Data collation and evaluation of the Ebola response to date in Sierra Leone.
Sierra Leone diaspora communications.
After the epidemic, ERAP members established the broader Social Science in Humanitarian Action Platform (SSHAP). SSHAP encourages effective, adaptive and contextually informed responses to health-related emergency crises, and contributes to expert groups at the UN and WHO. SSHAP has helped to shape more recent responses – including 2018 DRC Ebola and COVID-19 – and fed into the UN Inter-Agency Standing Committee interim guidelines on humanitarian settings.

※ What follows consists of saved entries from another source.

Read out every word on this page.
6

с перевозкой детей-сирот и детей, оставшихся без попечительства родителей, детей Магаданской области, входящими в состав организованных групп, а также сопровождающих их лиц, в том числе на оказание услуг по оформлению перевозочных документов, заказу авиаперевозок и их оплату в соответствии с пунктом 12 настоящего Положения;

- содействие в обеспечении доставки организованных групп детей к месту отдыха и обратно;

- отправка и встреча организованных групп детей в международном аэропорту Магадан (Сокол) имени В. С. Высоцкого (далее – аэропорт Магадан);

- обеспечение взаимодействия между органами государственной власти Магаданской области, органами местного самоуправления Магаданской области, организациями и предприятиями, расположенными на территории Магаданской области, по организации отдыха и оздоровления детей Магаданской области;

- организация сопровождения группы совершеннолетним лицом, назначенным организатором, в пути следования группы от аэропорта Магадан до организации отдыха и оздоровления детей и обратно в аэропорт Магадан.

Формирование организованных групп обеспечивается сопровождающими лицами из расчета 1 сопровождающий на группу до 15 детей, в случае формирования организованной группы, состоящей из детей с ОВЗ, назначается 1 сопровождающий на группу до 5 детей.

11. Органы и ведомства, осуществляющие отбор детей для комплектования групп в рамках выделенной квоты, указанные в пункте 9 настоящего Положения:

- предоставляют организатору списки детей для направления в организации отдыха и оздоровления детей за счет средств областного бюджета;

In late 2015, the team presented evidence to three UK parliamentary inquiries on Ebola: the International Development Committee, Science and Technology Committee, Africa All Party Parliamentary Group on Ebola, and investigating ‘community led health systems and the Ebola outbreak’.
2015Oct
LSHTM Seminars
Jan 2015
In early 2015 two seminars: ‘the end of Ebola?’ and ‘Anthropology and Ebola’ discussing this study, were hosted by LSHTM.
Jan
Team receives R2HC Rapid Response funding
Aug 2014
In August 2014, the Ebola Outbreak in West Africa was declared an International Health Emergency by WHO. In response, Elrha launched a rapid-response call to produce robust research findings that could inform the outbreak response and help to draw lessons for future outbreaks of Ebola and other communicable diseases.